Are these all considered comma splices. I wasn't sure as they refer back to the clause before the comma directly as apposed to just similar ideas. In which case a semi-colon would be used.

Any exceptions to this rule.

Space: What it is, what it isn't.

Every time I close my eyes I remember his laughter, his infectious smile.

I won't win it, I just want to get through it.

  • Space: what it is, what it isn't isn't really a complete sentence anyway, but more like a headline, so you can't really say that it is or isn't a comma splice.
    – stangdon
    Jun 15, 2018 at 17:01
  • They are arguably comma splices. You could avoid any ambiguity if you added a conjunction to each. But note that even though comma splices are syntactically unsound, they can still be stylistically acceptable and understood. Jun 15, 2018 at 19:30

1 Answer 1


A comma splice is a flaw in punctuation, but not a grammar mistake. If two complete sentences are joined with a comma we call it a comma splice.

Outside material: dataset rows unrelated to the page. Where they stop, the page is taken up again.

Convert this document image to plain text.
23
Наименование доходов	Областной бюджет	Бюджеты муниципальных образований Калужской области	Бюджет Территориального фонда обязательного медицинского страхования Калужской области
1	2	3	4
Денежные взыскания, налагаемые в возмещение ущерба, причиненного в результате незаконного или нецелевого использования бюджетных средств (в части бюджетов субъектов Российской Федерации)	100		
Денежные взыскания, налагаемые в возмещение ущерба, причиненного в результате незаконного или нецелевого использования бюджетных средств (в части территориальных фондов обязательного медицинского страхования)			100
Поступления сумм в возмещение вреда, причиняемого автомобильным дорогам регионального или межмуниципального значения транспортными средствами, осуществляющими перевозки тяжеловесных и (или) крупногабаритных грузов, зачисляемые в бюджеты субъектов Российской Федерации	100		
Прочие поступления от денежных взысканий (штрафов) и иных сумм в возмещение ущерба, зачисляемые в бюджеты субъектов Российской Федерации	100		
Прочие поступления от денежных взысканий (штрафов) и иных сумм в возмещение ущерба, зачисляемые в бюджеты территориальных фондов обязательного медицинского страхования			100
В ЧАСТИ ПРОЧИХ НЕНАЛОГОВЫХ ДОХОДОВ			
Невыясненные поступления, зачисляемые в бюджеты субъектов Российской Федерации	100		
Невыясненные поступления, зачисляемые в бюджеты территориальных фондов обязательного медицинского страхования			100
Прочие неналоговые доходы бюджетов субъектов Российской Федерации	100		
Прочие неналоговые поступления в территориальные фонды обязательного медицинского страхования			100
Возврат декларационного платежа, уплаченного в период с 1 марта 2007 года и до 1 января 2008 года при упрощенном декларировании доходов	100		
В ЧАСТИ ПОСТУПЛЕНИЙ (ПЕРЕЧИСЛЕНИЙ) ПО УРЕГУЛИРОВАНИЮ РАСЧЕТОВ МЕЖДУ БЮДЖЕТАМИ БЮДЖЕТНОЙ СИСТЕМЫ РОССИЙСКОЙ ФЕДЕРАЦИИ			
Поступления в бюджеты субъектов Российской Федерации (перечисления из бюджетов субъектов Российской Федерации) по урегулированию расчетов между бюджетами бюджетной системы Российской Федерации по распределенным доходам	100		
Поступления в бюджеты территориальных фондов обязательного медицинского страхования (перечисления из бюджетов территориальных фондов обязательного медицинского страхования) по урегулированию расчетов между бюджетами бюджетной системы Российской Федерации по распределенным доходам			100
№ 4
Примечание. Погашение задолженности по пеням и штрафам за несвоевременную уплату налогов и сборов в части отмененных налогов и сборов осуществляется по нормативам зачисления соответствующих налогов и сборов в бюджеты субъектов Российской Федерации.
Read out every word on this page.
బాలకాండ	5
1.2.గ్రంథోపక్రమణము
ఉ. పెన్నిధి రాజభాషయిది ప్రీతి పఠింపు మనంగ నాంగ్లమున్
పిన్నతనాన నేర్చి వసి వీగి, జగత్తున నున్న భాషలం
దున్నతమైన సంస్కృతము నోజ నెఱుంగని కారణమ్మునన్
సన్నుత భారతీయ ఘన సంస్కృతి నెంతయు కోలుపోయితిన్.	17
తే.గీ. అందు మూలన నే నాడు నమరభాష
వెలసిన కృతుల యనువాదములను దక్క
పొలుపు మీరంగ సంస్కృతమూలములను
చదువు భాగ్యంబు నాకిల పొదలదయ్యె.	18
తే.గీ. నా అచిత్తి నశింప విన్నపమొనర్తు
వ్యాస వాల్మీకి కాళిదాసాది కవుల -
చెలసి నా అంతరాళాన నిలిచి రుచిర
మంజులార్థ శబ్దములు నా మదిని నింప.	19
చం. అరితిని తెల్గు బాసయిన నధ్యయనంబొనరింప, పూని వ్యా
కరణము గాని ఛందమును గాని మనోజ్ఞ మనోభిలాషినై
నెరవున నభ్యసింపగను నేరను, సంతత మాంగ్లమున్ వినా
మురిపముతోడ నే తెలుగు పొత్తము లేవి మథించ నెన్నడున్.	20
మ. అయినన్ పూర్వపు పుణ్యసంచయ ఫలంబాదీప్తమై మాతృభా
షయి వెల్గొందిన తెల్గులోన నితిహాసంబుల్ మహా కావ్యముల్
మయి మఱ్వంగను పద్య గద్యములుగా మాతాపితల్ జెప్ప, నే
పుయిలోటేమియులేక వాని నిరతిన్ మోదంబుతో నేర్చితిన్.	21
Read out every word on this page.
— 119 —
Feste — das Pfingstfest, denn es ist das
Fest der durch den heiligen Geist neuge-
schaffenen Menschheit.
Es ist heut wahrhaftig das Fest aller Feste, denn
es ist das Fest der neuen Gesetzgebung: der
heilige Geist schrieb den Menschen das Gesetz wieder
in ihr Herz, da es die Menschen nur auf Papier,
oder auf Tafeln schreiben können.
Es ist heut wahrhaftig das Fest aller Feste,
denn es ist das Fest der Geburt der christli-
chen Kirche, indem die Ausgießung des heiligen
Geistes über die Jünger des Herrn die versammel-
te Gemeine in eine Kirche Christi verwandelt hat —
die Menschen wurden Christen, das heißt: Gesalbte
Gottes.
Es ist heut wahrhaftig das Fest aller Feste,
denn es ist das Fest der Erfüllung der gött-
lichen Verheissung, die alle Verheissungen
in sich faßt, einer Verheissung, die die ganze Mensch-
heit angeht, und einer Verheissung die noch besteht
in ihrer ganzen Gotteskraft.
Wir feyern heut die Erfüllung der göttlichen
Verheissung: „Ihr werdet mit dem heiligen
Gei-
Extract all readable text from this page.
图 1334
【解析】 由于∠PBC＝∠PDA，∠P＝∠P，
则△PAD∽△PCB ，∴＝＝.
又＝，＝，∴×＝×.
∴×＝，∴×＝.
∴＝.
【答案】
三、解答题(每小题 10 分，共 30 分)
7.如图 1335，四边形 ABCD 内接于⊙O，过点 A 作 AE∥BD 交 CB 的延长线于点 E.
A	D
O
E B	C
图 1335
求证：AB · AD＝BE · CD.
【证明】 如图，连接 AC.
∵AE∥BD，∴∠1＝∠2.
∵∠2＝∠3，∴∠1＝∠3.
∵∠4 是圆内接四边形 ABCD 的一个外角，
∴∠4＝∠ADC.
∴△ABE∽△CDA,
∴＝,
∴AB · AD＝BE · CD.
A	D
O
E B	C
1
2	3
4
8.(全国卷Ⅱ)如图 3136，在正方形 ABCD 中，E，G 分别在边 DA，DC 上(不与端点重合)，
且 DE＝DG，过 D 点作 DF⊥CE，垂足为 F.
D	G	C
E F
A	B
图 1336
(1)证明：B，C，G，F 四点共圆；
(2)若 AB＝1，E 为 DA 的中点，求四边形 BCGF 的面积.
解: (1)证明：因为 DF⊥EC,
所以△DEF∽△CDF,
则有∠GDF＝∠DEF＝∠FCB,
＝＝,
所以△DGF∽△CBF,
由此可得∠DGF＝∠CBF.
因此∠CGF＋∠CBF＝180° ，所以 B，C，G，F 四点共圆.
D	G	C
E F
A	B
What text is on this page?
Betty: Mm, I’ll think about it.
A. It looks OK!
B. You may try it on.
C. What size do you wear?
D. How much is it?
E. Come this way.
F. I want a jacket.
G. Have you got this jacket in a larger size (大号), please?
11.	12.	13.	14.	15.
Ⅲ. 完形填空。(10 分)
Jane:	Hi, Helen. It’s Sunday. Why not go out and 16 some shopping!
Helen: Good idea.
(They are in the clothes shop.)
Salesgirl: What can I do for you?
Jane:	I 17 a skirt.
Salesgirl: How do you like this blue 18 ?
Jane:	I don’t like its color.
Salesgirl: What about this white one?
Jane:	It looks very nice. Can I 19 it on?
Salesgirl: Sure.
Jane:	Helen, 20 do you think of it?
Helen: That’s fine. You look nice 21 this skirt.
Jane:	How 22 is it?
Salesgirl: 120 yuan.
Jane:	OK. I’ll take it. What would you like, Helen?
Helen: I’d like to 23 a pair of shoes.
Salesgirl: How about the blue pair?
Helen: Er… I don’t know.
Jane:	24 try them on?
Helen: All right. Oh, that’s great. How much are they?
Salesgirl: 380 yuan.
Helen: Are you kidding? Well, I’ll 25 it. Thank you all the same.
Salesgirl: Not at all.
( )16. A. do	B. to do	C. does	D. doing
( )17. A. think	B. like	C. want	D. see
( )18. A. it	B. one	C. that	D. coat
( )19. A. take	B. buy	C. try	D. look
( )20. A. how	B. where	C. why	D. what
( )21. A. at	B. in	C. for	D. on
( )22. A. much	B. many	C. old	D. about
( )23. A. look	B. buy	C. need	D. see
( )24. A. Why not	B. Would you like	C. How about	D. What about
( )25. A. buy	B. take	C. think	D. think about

The first one is a headline, it consists of three noun phrases "Space", "what it is" and "what it isn't". There isn't a complete sentence here, so it can't be a comma splice. A comma is fine, a semicolon is fine too if you prefer.

The second also doesn't join two complete sentences: "his infectious smile" can't be a sentence. What you have is basically a list of thing that are remembered, and lists are usually separated by commas

The third does have two complete sentences, and so it is a comma splice. These look to me like complete sentences. I would use a full stop:

I won't win it. I just want to get through it.